You can also use the command-line interface directly for specific tasks or for scripting purposes. Use the --bucket option to specify whether to work with production or internal data.

CLI

Core Commands

prepare

Prepares a dataset for release by uploading it to the staging area and updating the manifest locally. This command intelligently handles both creating new datasets and updating existing ones.

This is the first step of the new workflow.

uv run datamanager prepare <dataset-name.sqlite> <path/to/local/file.sqlite>

After running prepare, follow the on-screen instructions:

  1. git add manifest.json
  2. git commit -m "Your descriptive message"
  3. git push
  4. Open a Pull Request in GitHub.

prepare

list-datasets

Lists all datasets currently tracked in manifest.json.

uv run datamanager list-datasets

list_datasets

pull

Downloads a dataset from the production R2 bucket and verifies its integrity.

# Pull the latest version from production (default)
uv run datamanager pull user-profiles.sqlite

# Pull from internal bucket
uv run datamanager pull user-profiles.sqlite --bucket internal

# Pull a specific version from production
uv run datamanager pull user-profiles.sqlite --version v2

# Pull a specific version from internal bucket
uv run datamanager pull user-profiles.sqlite --version v2 --bucket internal

pull

Maintenance Commands

rollback

Prepares a rollback to a previous stable version by creating a new version entry that points to the old data.

uv run datamanager rollback <dataset-name.sqlite> --to-version v1

delete

Prepares the permanent deletion of an entire dataset and all its versions. Requires strong confirmation.
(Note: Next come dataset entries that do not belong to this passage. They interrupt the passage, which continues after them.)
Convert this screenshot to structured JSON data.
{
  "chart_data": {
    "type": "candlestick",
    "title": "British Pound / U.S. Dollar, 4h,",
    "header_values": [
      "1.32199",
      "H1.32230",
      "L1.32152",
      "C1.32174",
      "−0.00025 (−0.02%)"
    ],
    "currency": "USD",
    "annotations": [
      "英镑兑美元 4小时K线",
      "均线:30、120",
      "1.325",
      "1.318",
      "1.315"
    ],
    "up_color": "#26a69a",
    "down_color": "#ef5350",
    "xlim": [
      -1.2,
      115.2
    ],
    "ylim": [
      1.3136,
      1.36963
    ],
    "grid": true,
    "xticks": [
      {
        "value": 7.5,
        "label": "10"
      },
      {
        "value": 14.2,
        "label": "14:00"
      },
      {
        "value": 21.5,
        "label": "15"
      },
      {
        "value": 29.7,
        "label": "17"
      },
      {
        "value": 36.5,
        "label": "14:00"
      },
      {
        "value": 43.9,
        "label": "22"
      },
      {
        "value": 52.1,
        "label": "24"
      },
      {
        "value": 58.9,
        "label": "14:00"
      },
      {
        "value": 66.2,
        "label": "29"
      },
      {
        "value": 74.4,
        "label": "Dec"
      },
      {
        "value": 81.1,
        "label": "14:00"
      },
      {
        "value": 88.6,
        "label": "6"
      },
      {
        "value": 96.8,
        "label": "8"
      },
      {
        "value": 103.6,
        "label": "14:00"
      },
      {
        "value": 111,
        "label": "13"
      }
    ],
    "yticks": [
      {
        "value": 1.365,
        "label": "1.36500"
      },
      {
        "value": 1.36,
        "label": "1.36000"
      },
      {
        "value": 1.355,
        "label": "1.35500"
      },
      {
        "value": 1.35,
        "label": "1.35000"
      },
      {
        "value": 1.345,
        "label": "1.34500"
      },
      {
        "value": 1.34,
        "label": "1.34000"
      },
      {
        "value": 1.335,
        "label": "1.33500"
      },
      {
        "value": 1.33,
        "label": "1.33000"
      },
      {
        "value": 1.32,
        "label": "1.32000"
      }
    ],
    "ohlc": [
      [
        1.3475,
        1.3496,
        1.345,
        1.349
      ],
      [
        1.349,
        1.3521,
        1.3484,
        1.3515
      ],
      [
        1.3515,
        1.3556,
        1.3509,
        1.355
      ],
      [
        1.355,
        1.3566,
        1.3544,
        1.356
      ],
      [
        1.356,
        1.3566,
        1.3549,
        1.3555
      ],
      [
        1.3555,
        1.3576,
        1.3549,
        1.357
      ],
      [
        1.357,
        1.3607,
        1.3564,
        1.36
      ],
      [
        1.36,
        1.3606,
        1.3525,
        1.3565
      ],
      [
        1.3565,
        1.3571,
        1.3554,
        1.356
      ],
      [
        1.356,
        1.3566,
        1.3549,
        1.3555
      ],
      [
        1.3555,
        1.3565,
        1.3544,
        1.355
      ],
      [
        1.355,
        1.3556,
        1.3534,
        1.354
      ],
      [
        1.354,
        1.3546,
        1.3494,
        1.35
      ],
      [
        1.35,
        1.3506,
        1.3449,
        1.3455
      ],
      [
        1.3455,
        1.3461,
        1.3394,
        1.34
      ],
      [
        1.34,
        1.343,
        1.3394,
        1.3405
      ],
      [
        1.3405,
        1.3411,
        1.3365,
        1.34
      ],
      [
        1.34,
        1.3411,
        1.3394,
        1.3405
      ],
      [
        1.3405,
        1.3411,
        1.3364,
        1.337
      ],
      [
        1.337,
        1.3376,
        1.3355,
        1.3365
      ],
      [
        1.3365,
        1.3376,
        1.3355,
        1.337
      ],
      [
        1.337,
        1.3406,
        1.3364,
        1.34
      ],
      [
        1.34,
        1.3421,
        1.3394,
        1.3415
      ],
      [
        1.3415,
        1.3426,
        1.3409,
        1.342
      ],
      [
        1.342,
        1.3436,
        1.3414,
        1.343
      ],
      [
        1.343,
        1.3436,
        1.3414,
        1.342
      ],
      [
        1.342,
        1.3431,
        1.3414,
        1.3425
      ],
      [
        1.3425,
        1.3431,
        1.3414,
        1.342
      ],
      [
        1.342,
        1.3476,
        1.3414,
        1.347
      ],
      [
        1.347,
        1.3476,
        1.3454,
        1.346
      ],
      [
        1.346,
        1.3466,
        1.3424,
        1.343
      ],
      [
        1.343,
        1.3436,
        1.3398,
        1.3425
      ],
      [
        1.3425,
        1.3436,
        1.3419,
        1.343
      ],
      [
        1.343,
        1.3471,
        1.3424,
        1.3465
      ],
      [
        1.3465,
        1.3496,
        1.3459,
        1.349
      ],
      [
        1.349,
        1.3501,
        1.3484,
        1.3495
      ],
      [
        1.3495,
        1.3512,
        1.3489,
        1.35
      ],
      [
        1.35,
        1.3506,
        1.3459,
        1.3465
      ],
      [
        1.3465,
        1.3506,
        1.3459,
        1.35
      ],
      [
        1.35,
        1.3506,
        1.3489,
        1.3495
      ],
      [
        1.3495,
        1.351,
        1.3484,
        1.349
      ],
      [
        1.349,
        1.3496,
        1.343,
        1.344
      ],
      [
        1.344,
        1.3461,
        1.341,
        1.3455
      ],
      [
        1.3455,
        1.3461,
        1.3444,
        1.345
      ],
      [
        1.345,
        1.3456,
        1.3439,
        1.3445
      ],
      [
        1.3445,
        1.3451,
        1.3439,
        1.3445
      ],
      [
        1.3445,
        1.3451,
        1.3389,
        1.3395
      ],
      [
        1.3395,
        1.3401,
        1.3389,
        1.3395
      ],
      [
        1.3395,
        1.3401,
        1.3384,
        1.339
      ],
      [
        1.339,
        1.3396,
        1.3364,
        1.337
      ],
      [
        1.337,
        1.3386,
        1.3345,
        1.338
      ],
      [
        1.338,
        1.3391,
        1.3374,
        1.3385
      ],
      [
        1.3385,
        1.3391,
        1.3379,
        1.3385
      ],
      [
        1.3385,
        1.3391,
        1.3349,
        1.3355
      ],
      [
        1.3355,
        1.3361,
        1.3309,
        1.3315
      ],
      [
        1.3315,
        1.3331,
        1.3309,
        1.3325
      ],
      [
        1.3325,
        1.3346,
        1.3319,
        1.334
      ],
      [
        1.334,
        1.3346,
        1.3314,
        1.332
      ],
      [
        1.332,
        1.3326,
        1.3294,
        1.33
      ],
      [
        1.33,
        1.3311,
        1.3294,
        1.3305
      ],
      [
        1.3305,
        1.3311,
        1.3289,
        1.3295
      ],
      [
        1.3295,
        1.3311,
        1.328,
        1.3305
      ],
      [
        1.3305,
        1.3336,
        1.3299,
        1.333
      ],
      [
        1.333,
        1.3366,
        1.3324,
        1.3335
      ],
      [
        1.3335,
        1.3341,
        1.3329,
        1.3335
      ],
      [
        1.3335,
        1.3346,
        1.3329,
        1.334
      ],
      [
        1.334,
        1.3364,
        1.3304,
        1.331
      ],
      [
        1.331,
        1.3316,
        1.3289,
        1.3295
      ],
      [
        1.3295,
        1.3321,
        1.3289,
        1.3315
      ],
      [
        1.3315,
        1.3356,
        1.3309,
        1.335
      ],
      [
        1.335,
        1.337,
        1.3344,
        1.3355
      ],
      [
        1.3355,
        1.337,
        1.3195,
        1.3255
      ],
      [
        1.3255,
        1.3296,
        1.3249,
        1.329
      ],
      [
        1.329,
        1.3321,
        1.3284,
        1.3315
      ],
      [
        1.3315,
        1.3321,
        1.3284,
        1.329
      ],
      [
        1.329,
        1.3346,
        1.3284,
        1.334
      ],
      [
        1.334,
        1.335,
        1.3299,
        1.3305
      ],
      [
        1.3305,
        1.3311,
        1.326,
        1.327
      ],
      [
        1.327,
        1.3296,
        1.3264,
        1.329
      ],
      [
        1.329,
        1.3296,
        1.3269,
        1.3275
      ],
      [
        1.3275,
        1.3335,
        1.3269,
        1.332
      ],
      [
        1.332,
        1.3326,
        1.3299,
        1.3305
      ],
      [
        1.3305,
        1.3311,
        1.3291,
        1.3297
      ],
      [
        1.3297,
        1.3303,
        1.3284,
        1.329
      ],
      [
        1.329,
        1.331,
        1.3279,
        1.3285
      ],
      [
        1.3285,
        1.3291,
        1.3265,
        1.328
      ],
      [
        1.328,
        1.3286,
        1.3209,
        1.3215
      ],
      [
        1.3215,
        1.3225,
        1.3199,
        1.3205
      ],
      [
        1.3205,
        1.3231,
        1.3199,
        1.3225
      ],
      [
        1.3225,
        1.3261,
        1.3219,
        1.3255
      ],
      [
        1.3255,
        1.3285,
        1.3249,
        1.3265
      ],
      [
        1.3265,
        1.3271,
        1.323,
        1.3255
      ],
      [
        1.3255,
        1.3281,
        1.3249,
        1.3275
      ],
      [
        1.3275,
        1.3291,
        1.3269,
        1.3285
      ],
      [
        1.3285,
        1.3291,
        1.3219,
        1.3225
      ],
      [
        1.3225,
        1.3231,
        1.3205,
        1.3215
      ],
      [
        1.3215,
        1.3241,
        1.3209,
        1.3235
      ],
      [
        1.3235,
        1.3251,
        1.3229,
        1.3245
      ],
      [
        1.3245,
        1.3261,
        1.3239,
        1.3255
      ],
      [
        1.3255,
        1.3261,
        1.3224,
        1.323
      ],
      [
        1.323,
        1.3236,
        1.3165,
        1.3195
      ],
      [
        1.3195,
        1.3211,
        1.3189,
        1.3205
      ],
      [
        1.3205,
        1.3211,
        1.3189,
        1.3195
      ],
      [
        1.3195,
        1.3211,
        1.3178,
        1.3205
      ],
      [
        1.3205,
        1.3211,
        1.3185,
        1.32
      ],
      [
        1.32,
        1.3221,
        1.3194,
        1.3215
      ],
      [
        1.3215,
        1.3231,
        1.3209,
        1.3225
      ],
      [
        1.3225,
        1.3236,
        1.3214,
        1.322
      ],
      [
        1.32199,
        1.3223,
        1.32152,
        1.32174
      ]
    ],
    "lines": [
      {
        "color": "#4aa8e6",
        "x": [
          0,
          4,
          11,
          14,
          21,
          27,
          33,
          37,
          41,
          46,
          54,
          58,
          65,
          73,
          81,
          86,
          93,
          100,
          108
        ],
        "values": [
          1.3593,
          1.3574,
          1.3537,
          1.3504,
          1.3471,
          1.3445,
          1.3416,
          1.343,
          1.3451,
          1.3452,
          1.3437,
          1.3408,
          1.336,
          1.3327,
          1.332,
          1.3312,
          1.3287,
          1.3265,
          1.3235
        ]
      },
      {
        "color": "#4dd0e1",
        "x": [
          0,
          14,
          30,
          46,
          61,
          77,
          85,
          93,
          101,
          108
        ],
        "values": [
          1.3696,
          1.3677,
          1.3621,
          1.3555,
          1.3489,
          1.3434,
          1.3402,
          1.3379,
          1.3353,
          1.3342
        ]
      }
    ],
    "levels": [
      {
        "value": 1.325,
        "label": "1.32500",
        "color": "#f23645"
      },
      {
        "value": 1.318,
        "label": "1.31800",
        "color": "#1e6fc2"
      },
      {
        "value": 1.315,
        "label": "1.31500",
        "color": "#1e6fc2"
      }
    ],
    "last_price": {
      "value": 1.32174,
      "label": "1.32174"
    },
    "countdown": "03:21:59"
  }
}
uv run datamanager delete <dataset-name.sqlite>

prune-versions

Prepares the permanent deletion of old versions of a dataset, keeping a specified number of recent versions.

uv run datamanager prune-versions <dataset-name.sqlite> --keep 5

verify

Checks R2 credentials and reports granular read/write/delete permissions for production, staging, and internal buckets.

uv run datamanager verify

🧑‍💻 Development and Testing

To contribute to the tool's development:

  1. Install development dependencies using uv pip install -e .[dev].

  2. Run the test suite using pytest:

    uv run pytest
  3. For code quality checks, run pre-commit:

    uv run pre-commit run --all-files